Nancy Julien Kopp February 14, 2011 at

Congratulations on this Grand Prize winning story. It was beautifully written and sends a very worthwhile message.

Shelley February 14, 2011 at

Congratulation on your wonderful piece. Very moving. And yoru are so right…..time is essential for healing.

Beth February 15, 2011 at

Amazing to learn something new about someone you know so well. You are a wonderful writer. I look forward to the book. When do I get the gallies?

Nancy February 16, 2011 at

Thank you all for your congratulations and affirming comments — your validation means so much to me. Beth: the book is almost ready for beta readers — would you like to volunteer?

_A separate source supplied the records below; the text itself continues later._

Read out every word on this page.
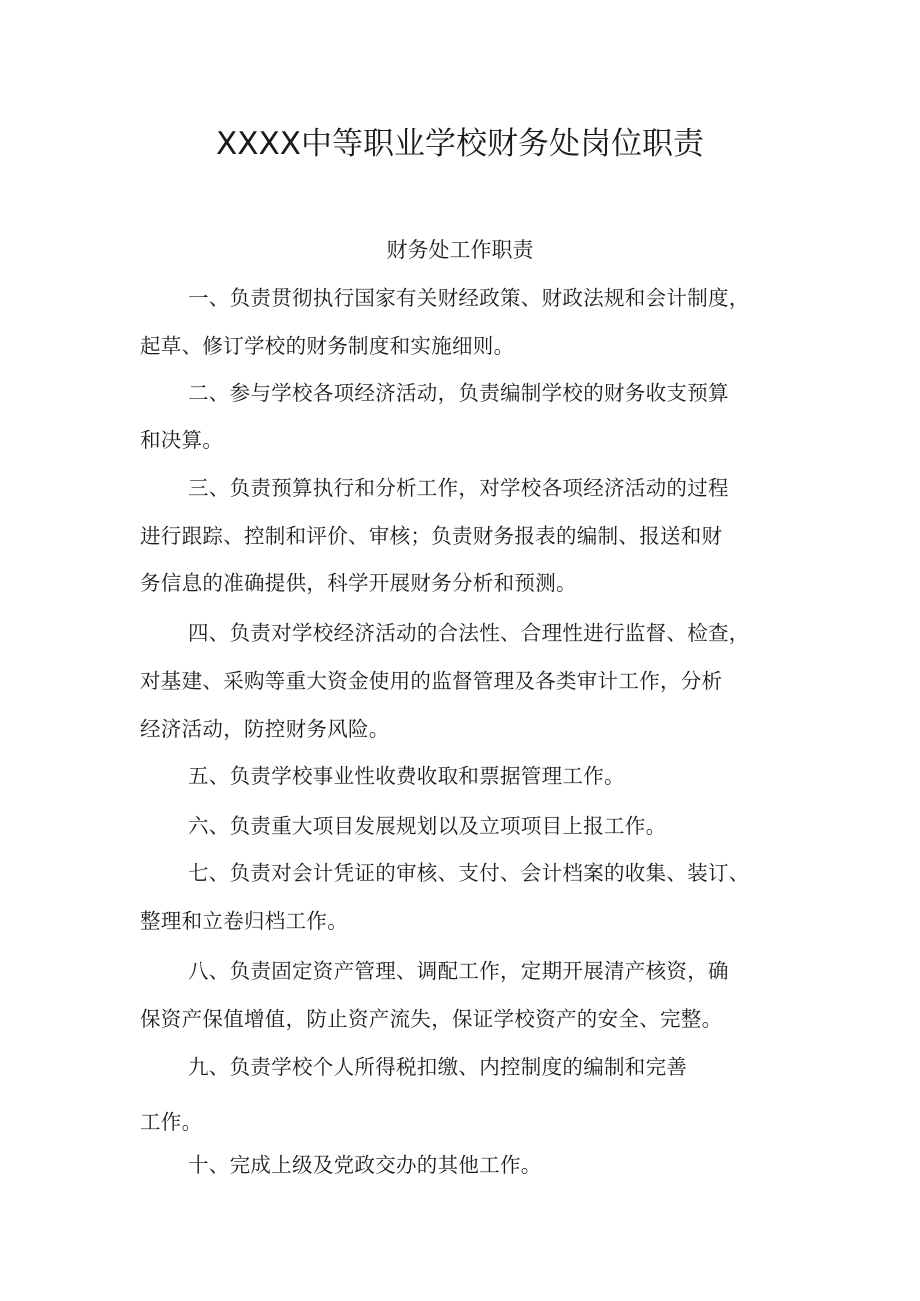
XXXX中等职业学校财务处岗位职责
财务处工作职责

一、负责贯彻执行国家有关财经政策、财政法规和会计制度，

起草、修订学校的财务制度和实施细则。

二、参与学校各项经济活动，负责编制学校的财务收支预算

和决算。

三、负责预算执行和分析工作，对学校各项经济活动的过程

进行跟踪、控制和评价、审核；负责财务报表的编制、报送和财

务信息的准确提供，科学开展财务分析和预测。

四、负责对学校经济活动的合法性、合理性进行监督、检查，

对基建、采购等重大资金使用的监督管理及各类审计工作，分析

经济活动，防控财务风险。

五、负责学校事业性收费收取和票据管理工作。

六、负责重大项目发展规划以及立项项目上报工作。

七、负责对会计凭证的审核、支付、会计档案的收集、装订、

整理和立卷归档工作。

八、负责固定资产管理、调配工作，定期开展清产核资，确

保资产保值增值，防止资产流失，保证学校资产的安全、完整。

九、负责学校个人所得税扣缴、内控制度的编制和完善

工作。

十、完成上级及党政交办的其他工作。
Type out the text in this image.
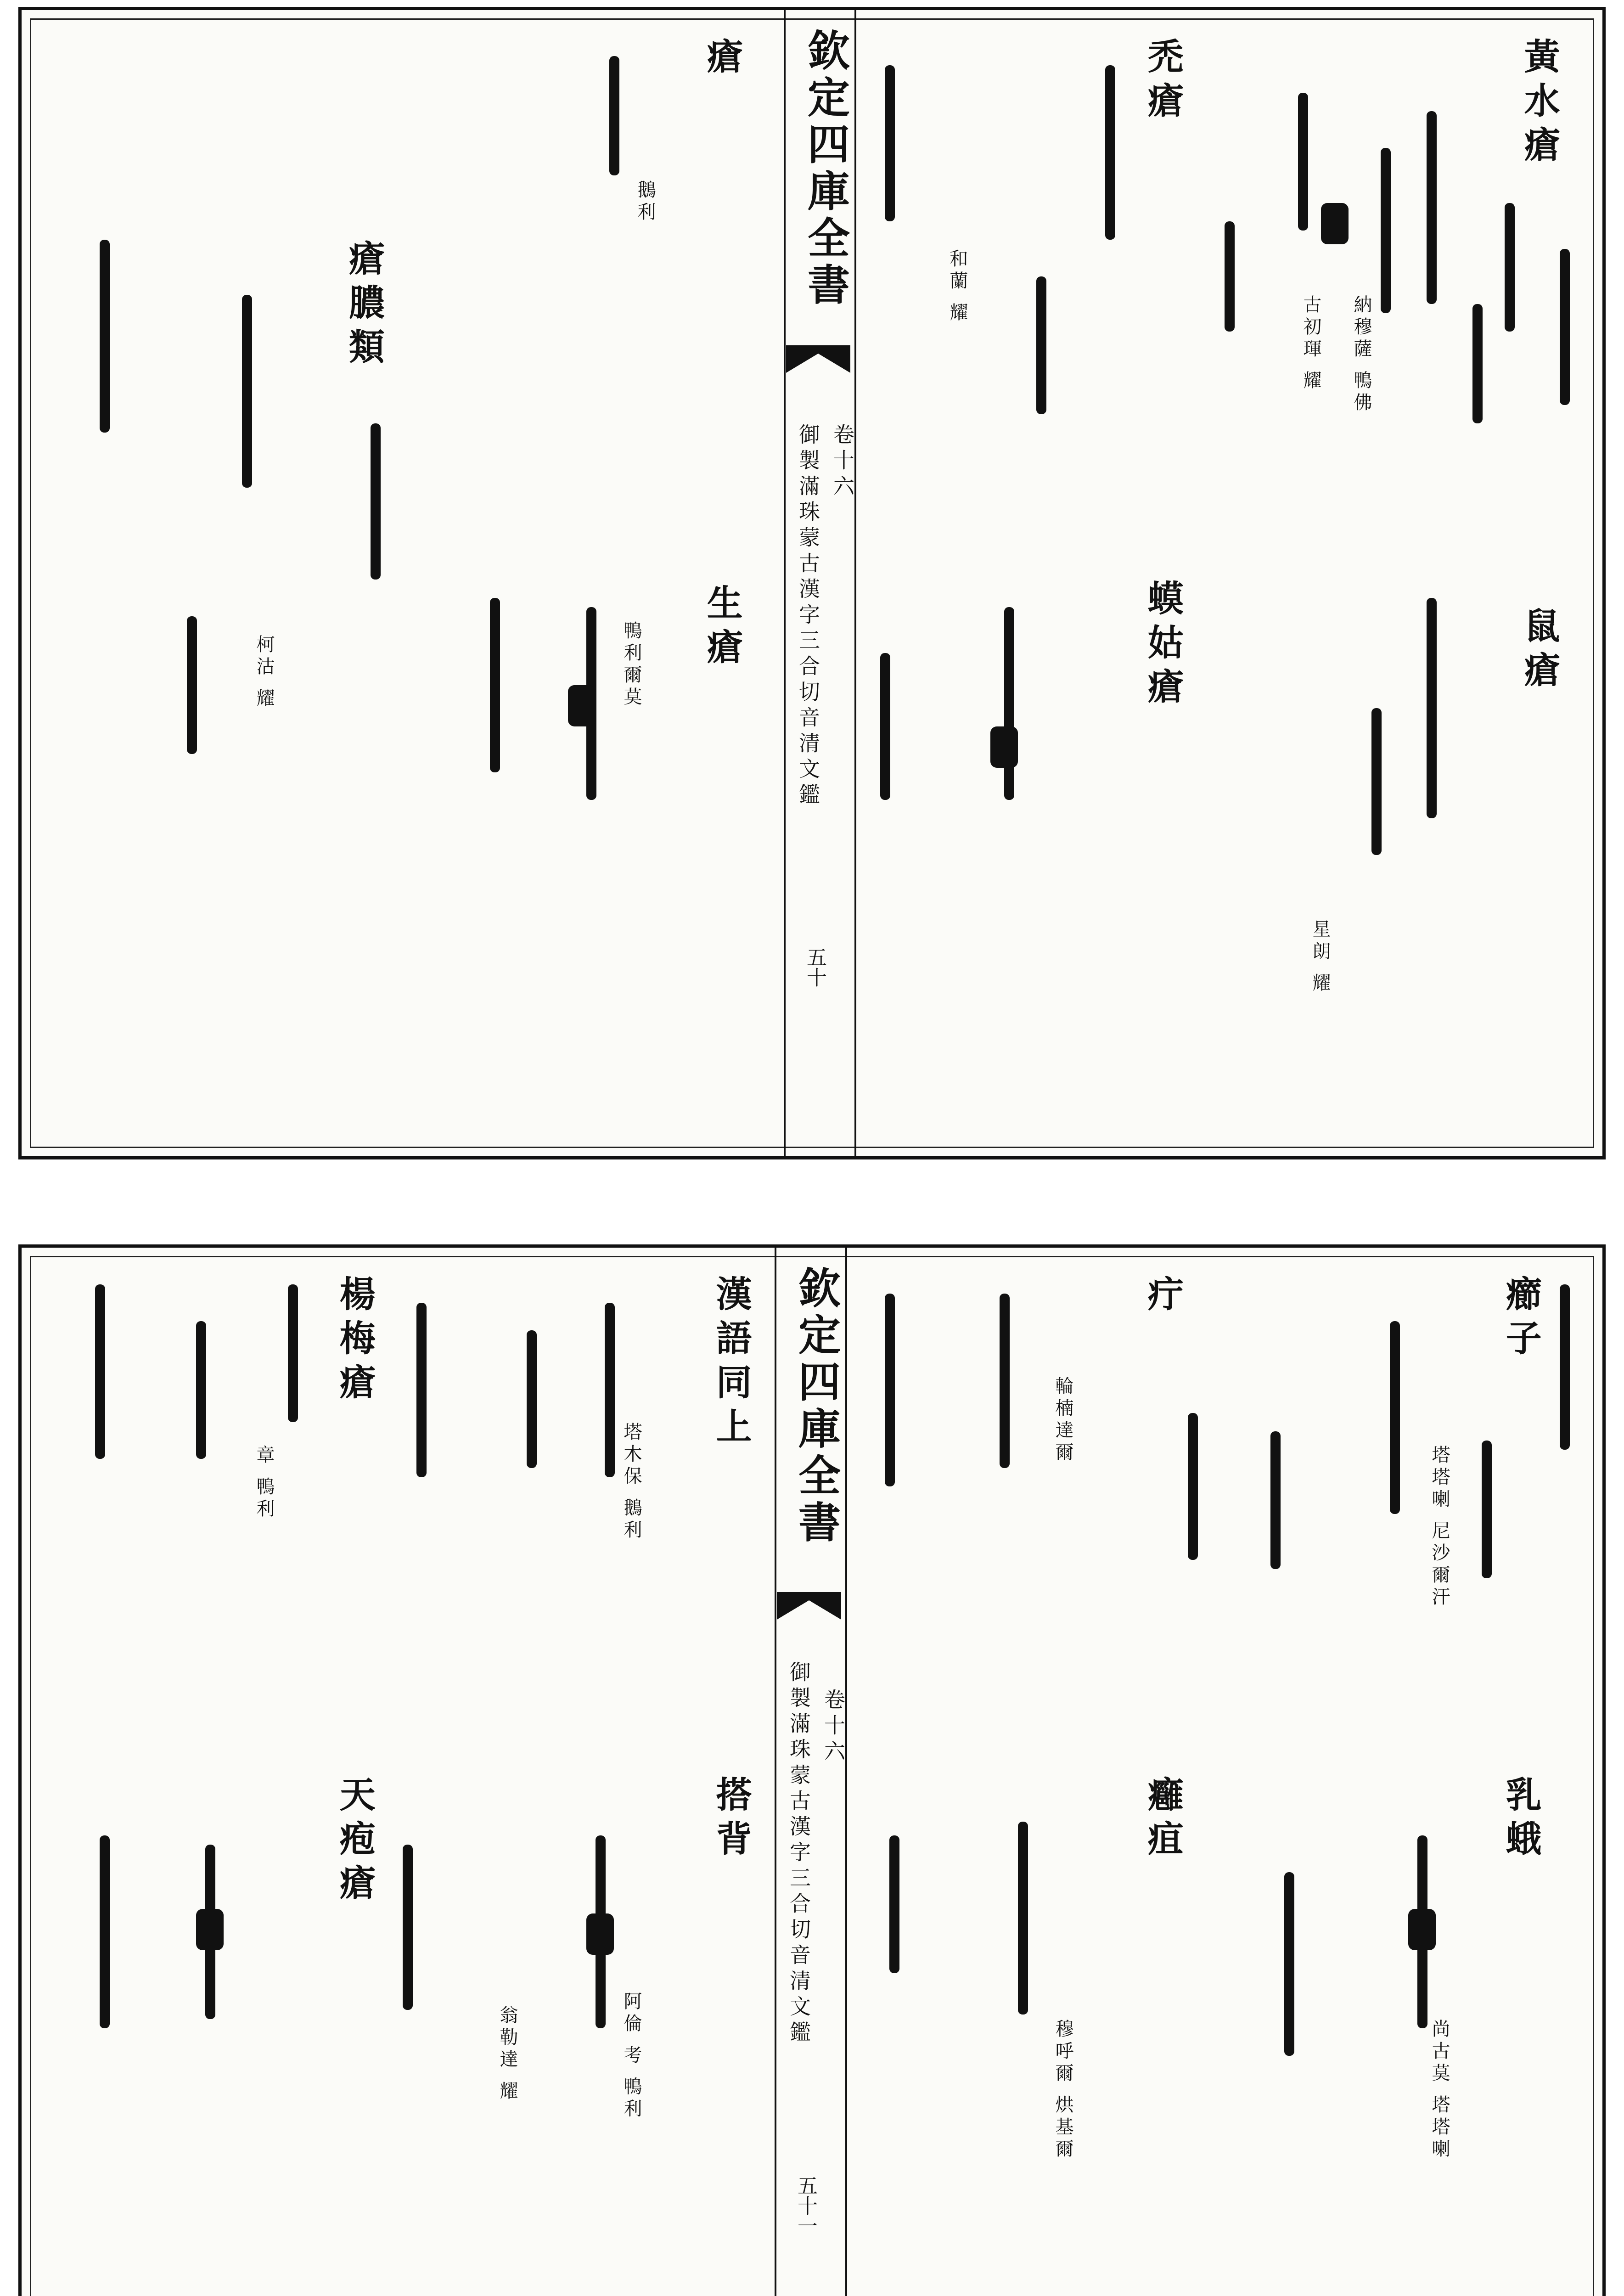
欽定四庫全書
卷十六
御製滿珠蒙古漢字三合切音清文鑑
五十
黃水瘡
納穆薩 鴨佛
禿瘡
古初琿 耀
蟆姑瘡
和蘭 耀
鼠瘡
星朗 耀
瘡
鵝利
生瘡
鴨利爾莫
瘡膿類
柯沽 耀
欽定四庫全書
卷十六
御製滿珠蒙古漢字三合切音清文鑑
五十一
癤子
塔塔喇 尼沙爾汗
疔
輪楠達爾
乳蛾
尚古莫 塔塔喇
癰疽
穆呼爾 烘基爾
漢語同上
塔木保 鵝利
楊梅瘡
章 鴨利
搭背
阿倫 考 鴨利
天疱瘡
翁勒達 耀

Elizabeth February 17, 2011 at

Dear Grand Winner,
We Musers knew it all along – that’s what you are.

Congratulations! When do we get together to celebrate with something bubbly?

Elizabeth

Irene February 19, 2011 at

Hi Nancy, great story! You have a unique perspective on losing your mother and I appreciate your insight into her life and how it affected you. Great thoughts to ponder. Thanks for sharing.

kathleen hewitt February 20, 2011 at

I loved your talking of ‘contractions’ as you dealt with motherdeath. I know of this pain. I had the luxury of holding my mother as she died, following my telling her that I had forgiven her for the ways that she let me down with her depression. Little did I know that that forgiveness is not so tidy and is done over time. But what she gave to me was unexpected in those last minutes, “Thank you, Kathy, for everything.”
She knew she had asked maybe too much.
Beautiful story, Nancy
Kathleen

Ellen LaPenna February 20, 2011 at

I’m happy your writing is being acknowledged publicly, Nancy. It’s a beautiful piece and I enjoy your writing so much!